New sticker shock hits
When Glassman Subaru in Michigan told Elaine Gasaway it now charges a fee above sticker price to order her an Outback SUV, she signed on the dotted line.
“They’re charging me $3,000 over sticker to order it,” said Gasaway. “They
said if it was a car on the lot, it would be $4,000 over.”
Many other car buyers may find themselves also paying over sticker price on their next car as a vehicle shortage means dealers have more customers than wheels, giving them a pricing advantage.
Called a market adjustment fee, the surcharge is usually handwritten in near the sticker price or verbally conveyed by the salesperson. It is becoming more widespread across the nation on all makes and models, auto experts said. The fee ranges from a few hundred bucks to $20,000 or more above
the Manufacturer’s Suggested Retail Price (MSRP).

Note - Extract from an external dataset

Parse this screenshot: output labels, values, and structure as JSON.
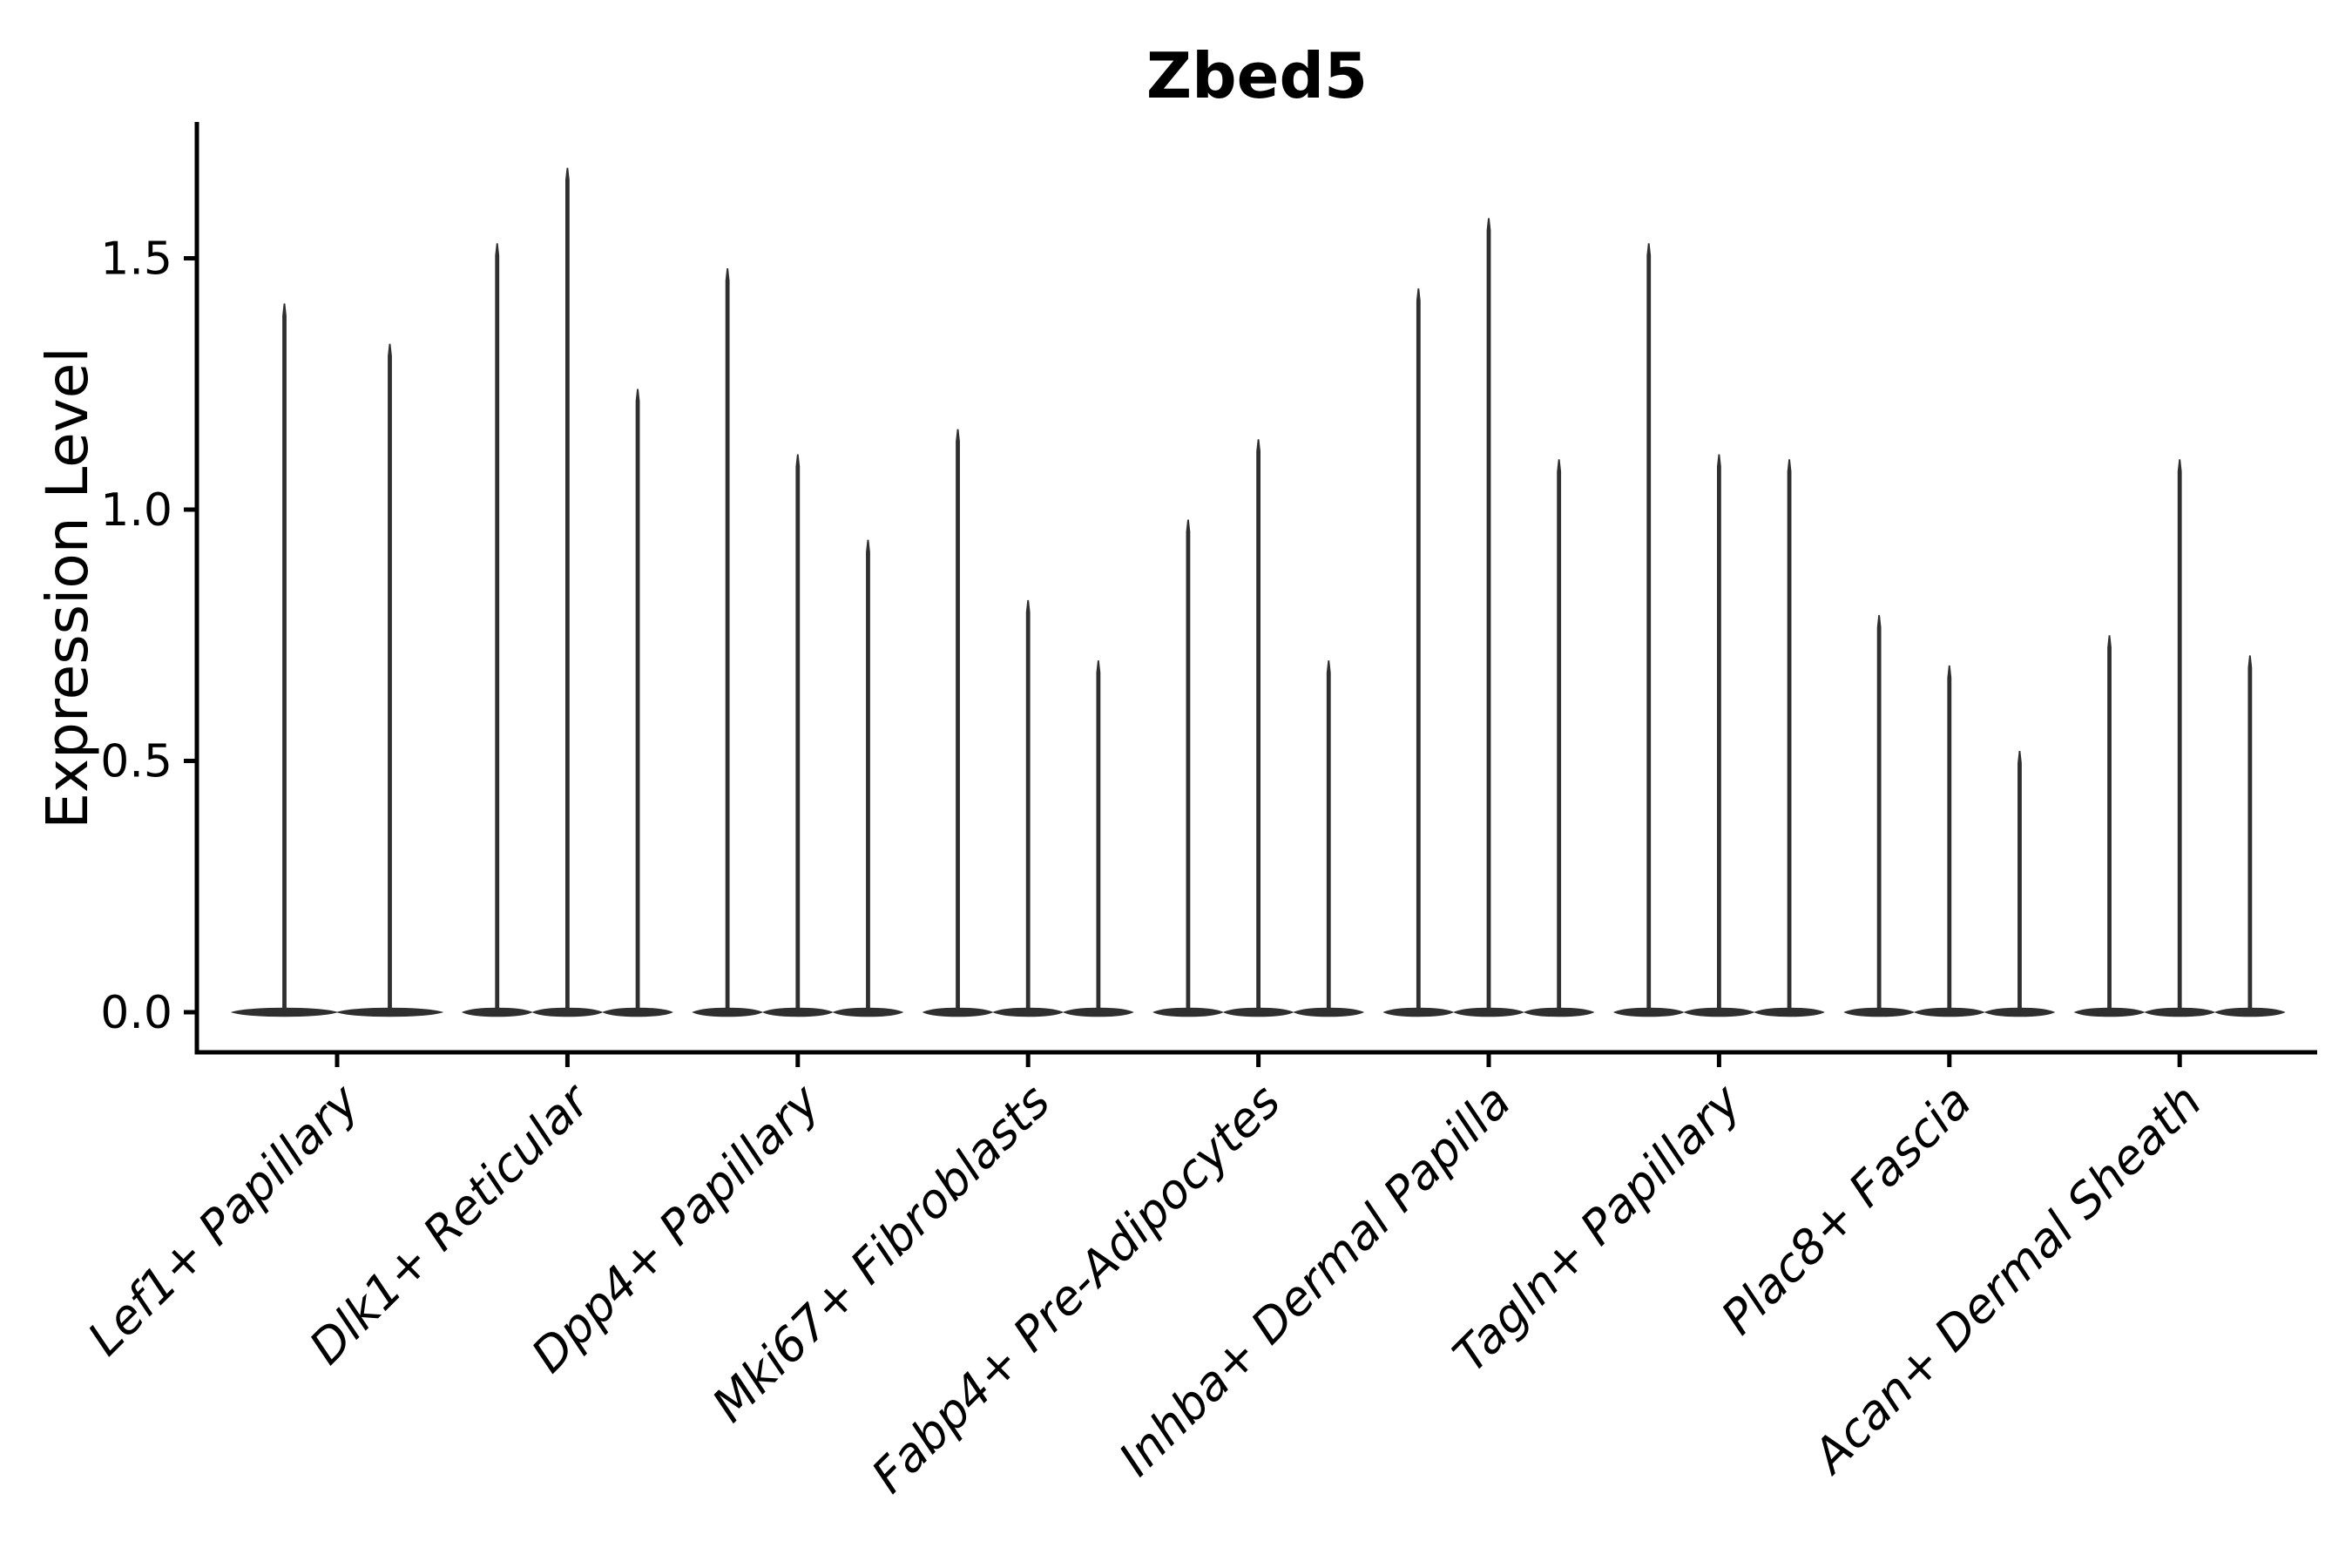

Intended to offset the low sales volume dealerships are experiencing due to the trickle of new vehicles coming from factories as manufacturers struggle with parts shortages, the fee is raising questions about ethics within the industry and forcing drivers to make tough choices. There are some who raise the specter of price gouging, too, which would be a legal issue.
Michael Glassman, vice president of Glassman Automotive Group, said new vehicles are increasingly hard to come by, so he has to try to meet his customers’ budgets while still making enough to pay his fixed costs.
In October, consumers paid an average of $535 over MSRP, said Ivan Drury, senior manager of insights at Edmunds.